For the frittata base:
1 1/2 cups no-soy tofiu
1/4 cup nutritional yeast
1/4 cup kamut, millet, or barley flour
1/4 cup arrowroot or tapoica starch
2 Tbsp. olive oil
1 tsp. onion powder
1/2 tsp. sea salt
1/4 tsp. turmeric
1 Tbsp. dijon mustard

For the veggies:
1 Tbsp. olive oil
1 medium sweet potato, diced
1 bunch lacinto/black kale, stems removed and leaves torn into bite-sized pieces
2 Tbsp. vegan worcestershire sauce (I made mine soy-free by following this recipe and subbing coconut aminos for the soy sauce.)
1 Tbsp. agave nectar
3/4 cup diced seitan sausage, optional

1. Preheat the oven to 350 and oil a 9 inch pie pan. Heat 1 Tbsp. olive oil in a large skillet over medium heat.  Add the sweet potato, stir to coat with the oil, and saute for 5 mins. Then add the kale, worcestershire sauce, and agave, cover the pan and cook for about 10 minutes, until the sweet potatoes are very soft and starting to brown.  Remove from the heat and add the diced seitan, if using.
2.  In a food processor, puree the no-soy tofu, nutritional yeast, flour, arrowroot, olive oil, onion powder, salt, turmeric, and mustard.  Stir the tofu mixture into the vegetables in the pan and then scrape all of the filling into the prepared pie pan, smoothing out the top. Bake for 45 minutes in the preheated oven. Allow to cool on a wire rack for 15-20 mins. before slicing and serving.
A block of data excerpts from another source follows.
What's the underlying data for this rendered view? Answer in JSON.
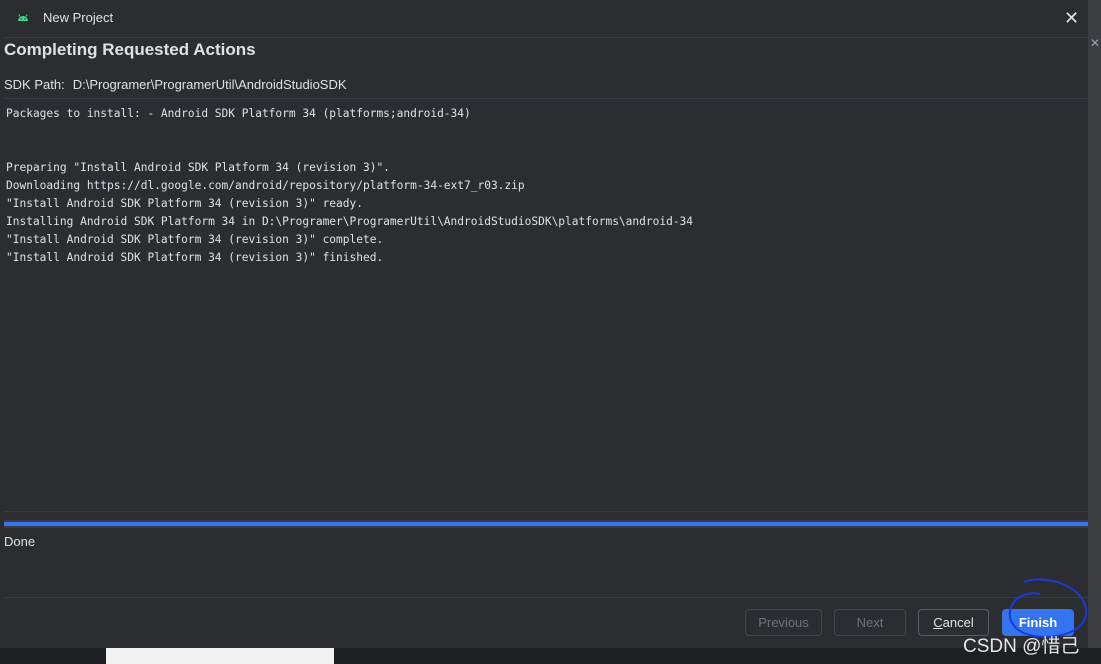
{
  "window": {
    "title": "New Project",
    "icon": "android-icon",
    "close_icon": "close-icon"
  },
  "page": {
    "heading": "Completing Requested Actions",
    "sdk_label": "SDK Path:",
    "sdk_path": "D:\\Programer\\ProgramerUtil\\AndroidStudioSDK"
  },
  "log": {
    "lines": [
      "Packages to install: - Android SDK Platform 34 (platforms;android-34)",
      "",
      "",
      "Preparing \"Install Android SDK Platform 34 (revision 3)\".",
      "Downloading https://dl.google.com/android/repository/platform-34-ext7_r03.zip",
      "\"Install Android SDK Platform 34 (revision 3)\" ready.",
      "Installing Android SDK Platform 34 in D:\\Programer\\ProgramerUtil\\AndroidStudioSDK\\platforms\\android-34",
      "\"Install Android SDK Platform 34 (revision 3)\" complete.",
      "\"Install Android SDK Platform 34 (revision 3)\" finished."
    ]
  },
  "progress": {
    "percent": 100,
    "status": "Done"
  },
  "buttons": {
    "previous": "Previous",
    "next": "Next",
    "cancel_first": "C",
    "cancel_rest": "ancel",
    "finish": "Finish"
  },
  "colors": {
    "accent": "#3574f0",
    "background": "#2b2d30",
    "annotation": "#1a3ad8"
  },
  "watermark": "CSDN @惜己"
}
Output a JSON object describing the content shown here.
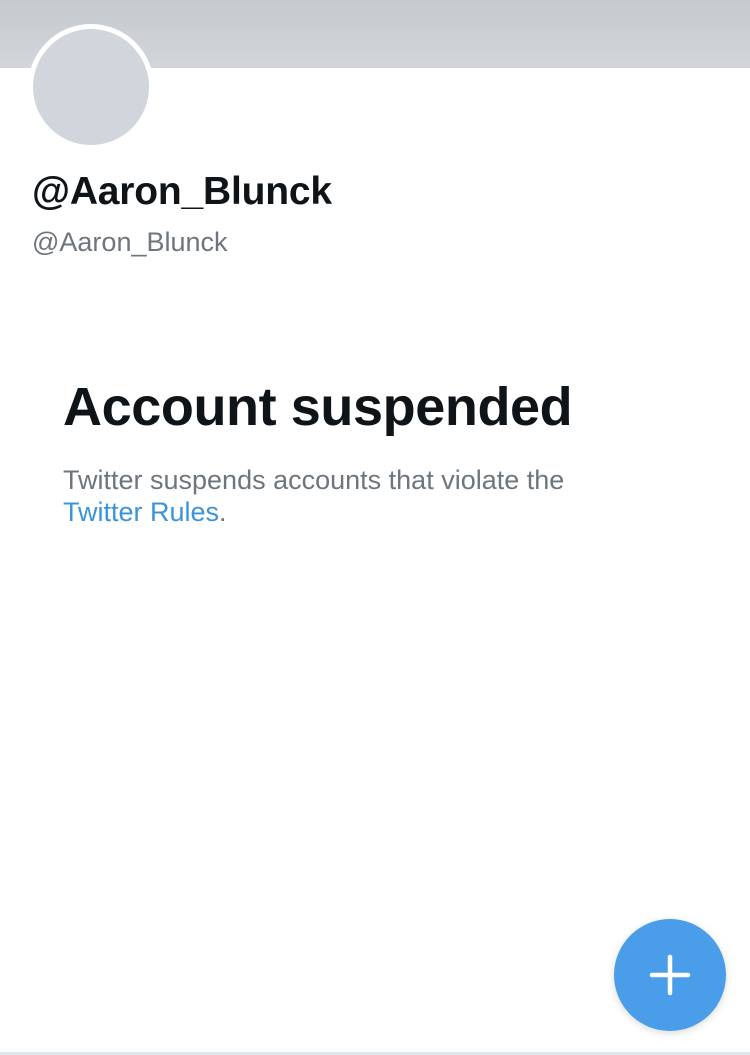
{
  "profile": {
    "display_name": "@Aaron_Blunck",
    "handle": "@Aaron_Blunck"
  },
  "notice": {
    "title": "Account suspended",
    "body_prefix": "Twitter suspends accounts that violate the",
    "link_text": "Twitter Rules",
    "body_suffix": "."
  },
  "fab": {
    "icon": "plus-icon"
  },
  "colors": {
    "link": "#3b94d9",
    "fab": "#4a9de8",
    "banner": "#c5cacf"
  }
}
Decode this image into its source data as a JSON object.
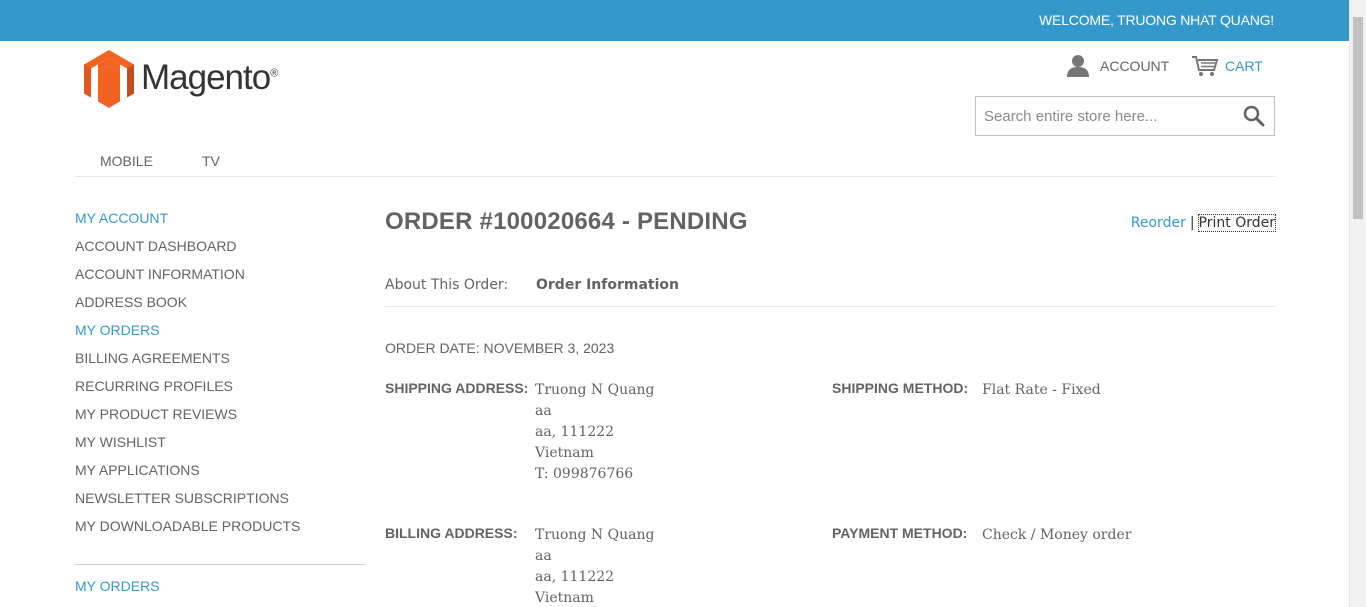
{
  "topbar": {
    "welcome": "WELCOME, TRUONG NHAT QUANG!"
  },
  "logo": {
    "text": "Magento",
    "reg": "®"
  },
  "header": {
    "account_label": "ACCOUNT",
    "cart_label": "CART",
    "search_placeholder": "Search entire store here..."
  },
  "nav": {
    "items": [
      "MOBILE",
      "TV"
    ]
  },
  "sidebar": {
    "title": "MY ACCOUNT",
    "items": [
      "ACCOUNT DASHBOARD",
      "ACCOUNT INFORMATION",
      "ADDRESS BOOK",
      "MY ORDERS",
      "BILLING AGREEMENTS",
      "RECURRING PROFILES",
      "MY PRODUCT REVIEWS",
      "MY WISHLIST",
      "MY APPLICATIONS",
      "NEWSLETTER SUBSCRIPTIONS",
      "MY DOWNLOADABLE PRODUCTS"
    ],
    "active_item": "MY ORDERS",
    "title2": "MY ORDERS"
  },
  "order": {
    "title": "ORDER #100020664 - PENDING",
    "reorder": "Reorder",
    "separator": "|",
    "print": "Print Order",
    "about_label": "About This Order:",
    "about_tab": "Order Information",
    "date": "ORDER DATE: NOVEMBER 3, 2023",
    "shipping_address_label": "SHIPPING ADDRESS:",
    "shipping_address": [
      "Truong N Quang",
      "aa",
      "aa, 111222",
      "Vietnam",
      "T: 099876766"
    ],
    "shipping_method_label": "SHIPPING METHOD:",
    "shipping_method": "Flat Rate - Fixed",
    "billing_address_label": "BILLING ADDRESS:",
    "billing_address": [
      "Truong N Quang",
      "aa",
      "aa, 111222",
      "Vietnam"
    ],
    "payment_method_label": "PAYMENT METHOD:",
    "payment_method": "Check / Money order"
  },
  "colors": {
    "accent": "#3399cc",
    "text": "#636363"
  }
}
 For more delicious vegan recipes, check out Whole Foods Wednesdays and Wellness Weekend!  And, indeed, we are well this weekend. Sawyer and Abiline are so thrilled about their new shoes. Sawyer's light up every time he stomps--and so does his face.  


  1. What a great concept! I can't wait to try this tofu. And your kids are totally adorable! :) Thanks so much for linking up to Wellness Weekend this week! :)
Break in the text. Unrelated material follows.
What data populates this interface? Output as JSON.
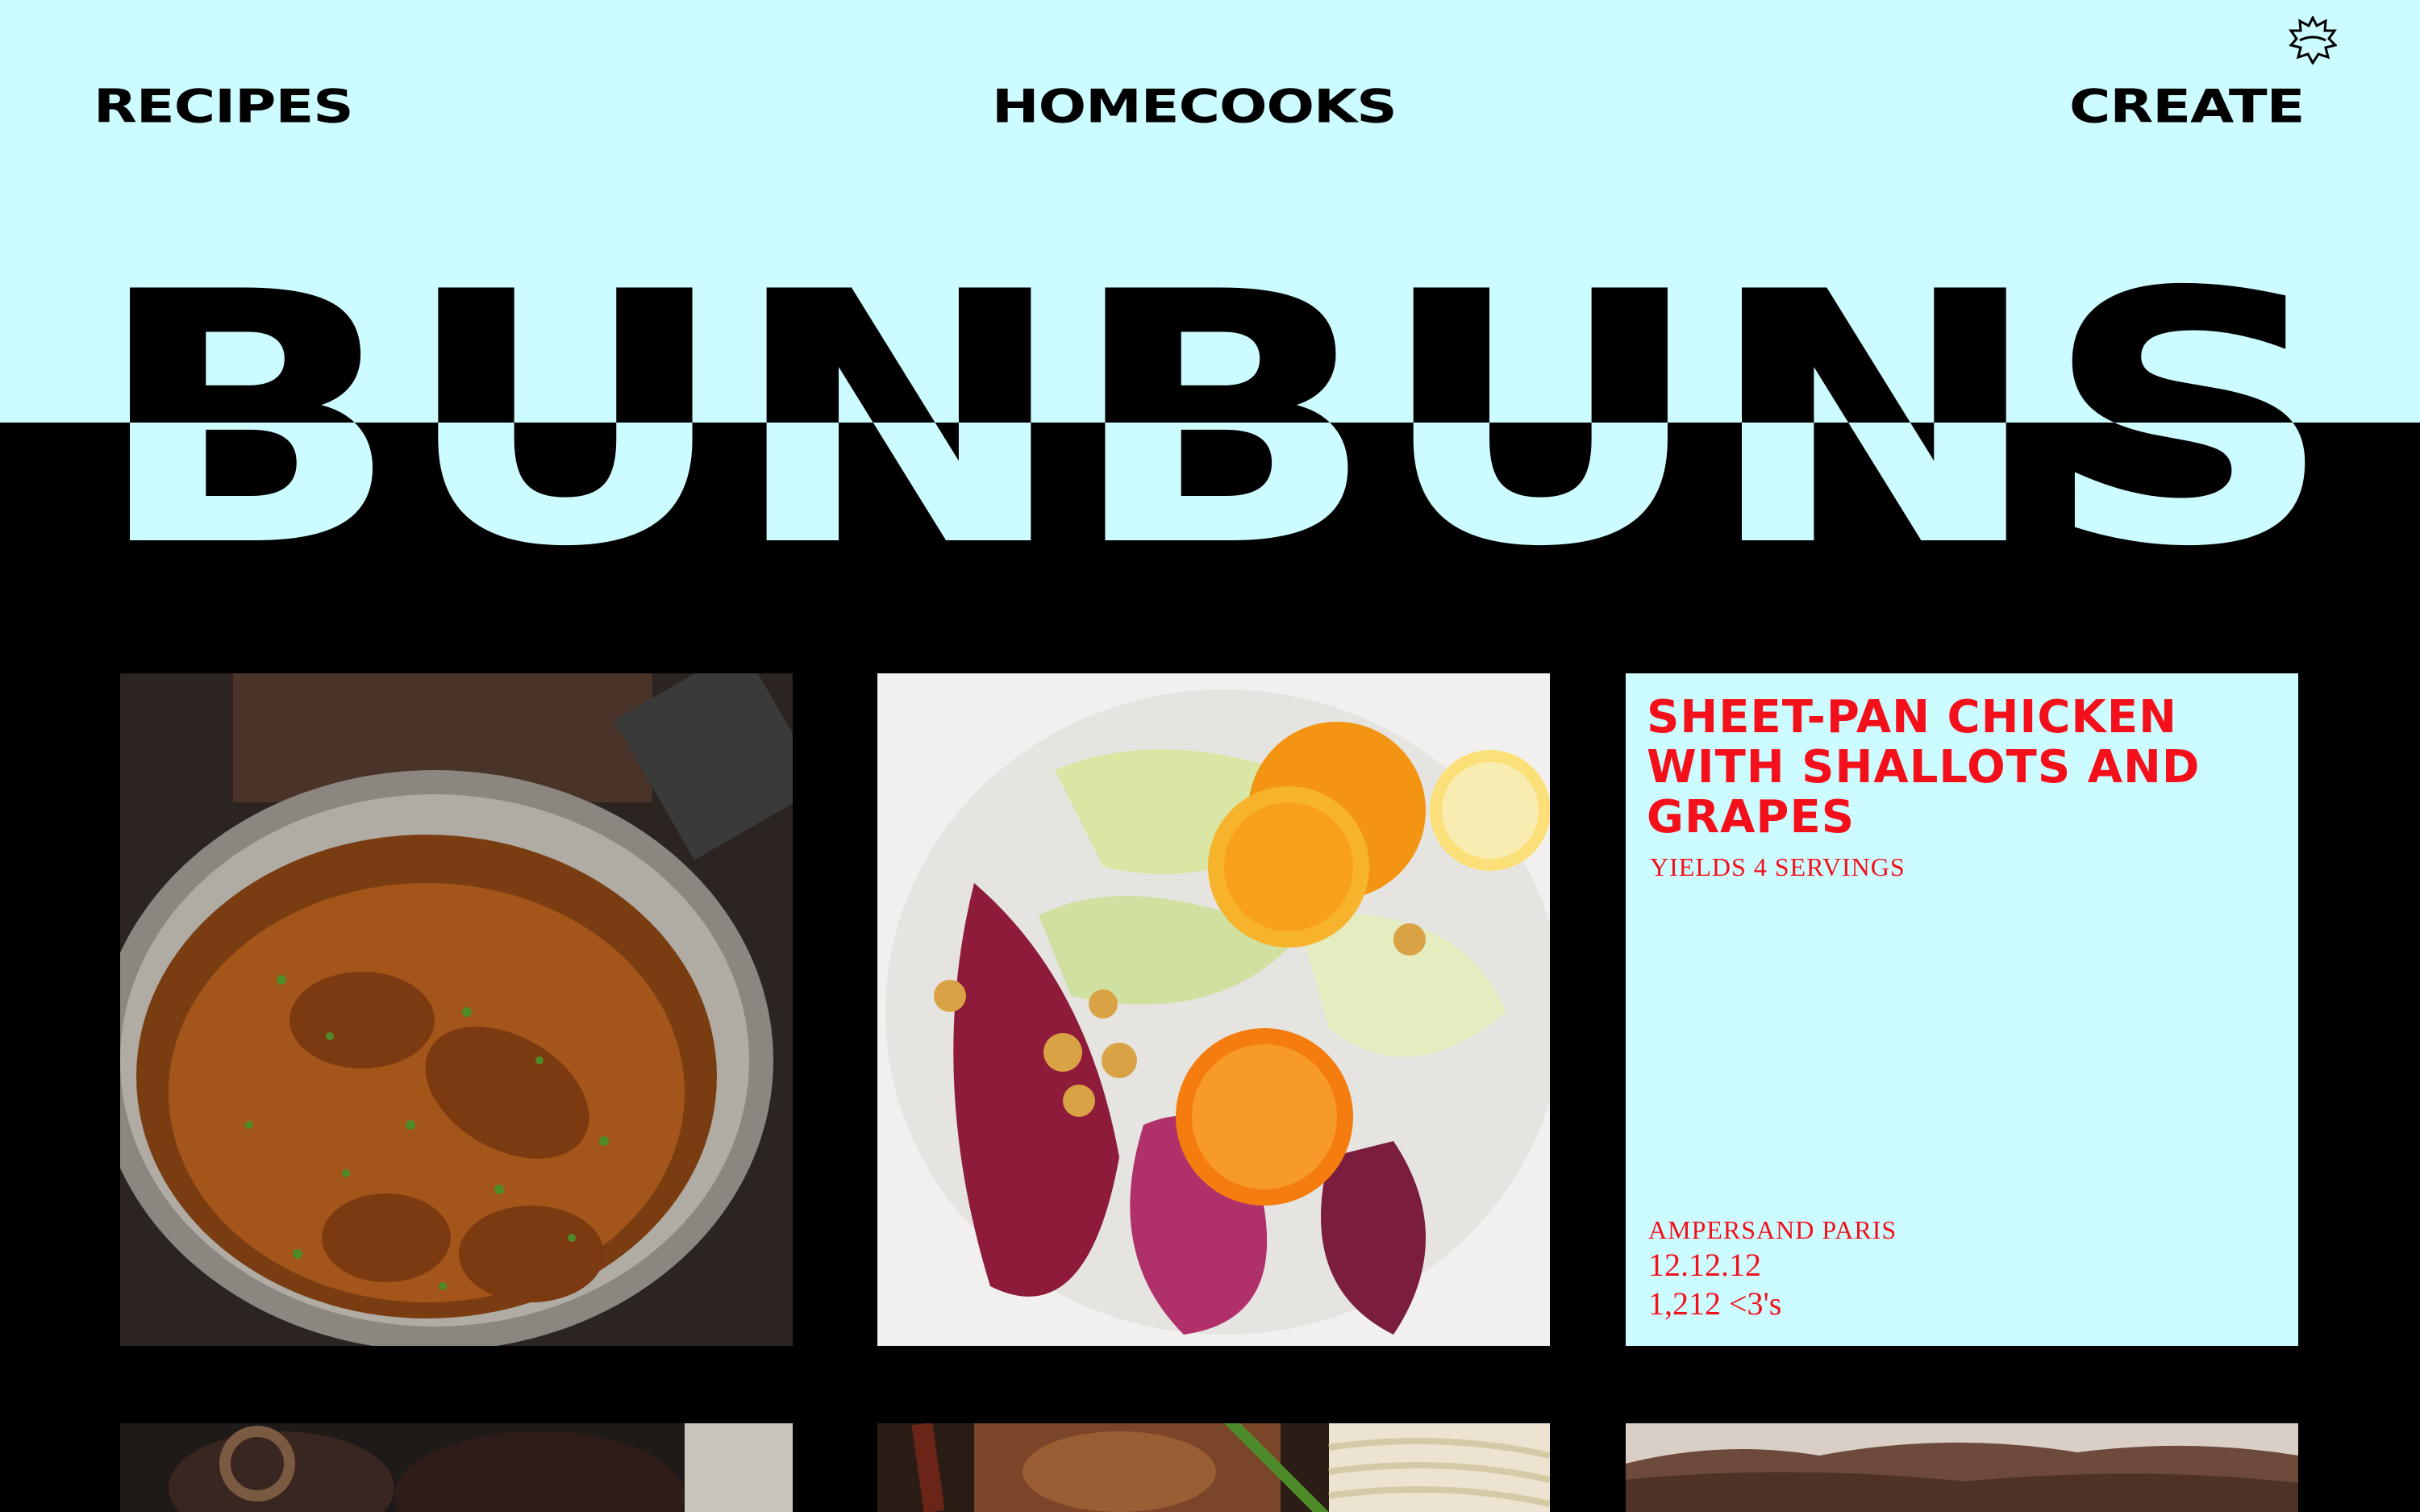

  2. Thanks, Riki! I hope you try it and like it!

  3. This is so, so smart! I love it. You're one creative Mama!

    Be Well,

  4. YES! Thank you for a soy free recipe I can't wait to try this!!

  5. Do you think that you could sub 1/2 cup quinoa flour to make a complete protein? Thanks again I am making right now!
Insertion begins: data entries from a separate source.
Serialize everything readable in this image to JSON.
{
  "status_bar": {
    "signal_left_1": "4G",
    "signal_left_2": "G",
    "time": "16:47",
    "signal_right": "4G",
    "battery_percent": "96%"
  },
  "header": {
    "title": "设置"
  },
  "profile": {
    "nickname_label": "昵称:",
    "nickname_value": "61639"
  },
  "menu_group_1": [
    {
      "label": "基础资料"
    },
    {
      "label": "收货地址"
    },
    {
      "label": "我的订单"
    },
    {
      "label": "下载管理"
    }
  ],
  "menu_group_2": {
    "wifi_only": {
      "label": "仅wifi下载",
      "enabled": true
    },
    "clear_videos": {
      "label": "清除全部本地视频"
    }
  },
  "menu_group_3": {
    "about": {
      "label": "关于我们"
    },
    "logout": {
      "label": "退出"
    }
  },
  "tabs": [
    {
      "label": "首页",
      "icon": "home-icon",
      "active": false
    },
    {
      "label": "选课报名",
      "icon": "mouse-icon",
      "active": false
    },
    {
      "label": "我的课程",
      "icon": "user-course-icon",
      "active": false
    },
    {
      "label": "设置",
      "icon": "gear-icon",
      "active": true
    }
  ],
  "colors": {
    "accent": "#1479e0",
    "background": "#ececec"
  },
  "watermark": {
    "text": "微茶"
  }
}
    1. I have never cooked with quinoa flour, but I don't see any reason why not. You'll have to let me know how it turns out!

  6. THANKS SO MUCH!! Allison, I found your site this morning after searching for no-soy tofu. I used tofu in a "crustless quiche" that was my usual breakfast, but can no longer tolerate soy and was wondering what to do now. It's great to know that there are substitutes!

    BTW, the rainy season in Oregon will end soon, the sun will shine and it will be lovely. You and your family will love the summers here!

    1. I'm so glad you found this recipe, Sarah! The Portland winter hasn't been so bad, actually--but I hear this year was especially dry!

  7. Can you use this in sautés like with regular tofu? I tried another recipe and the longer I kept it in the fridge, the more it fell apart. After you make this (I'm using garbanzo bean flour) do you advise keeping it in the pan ( don't think I'll be able to use it all at once) any tips you can provide would be so great, thanks!

    1. I have had success baking or broiling it, but it won't saute like soy tofu. I usually keep mine in the pan and find that it stays good for about a week.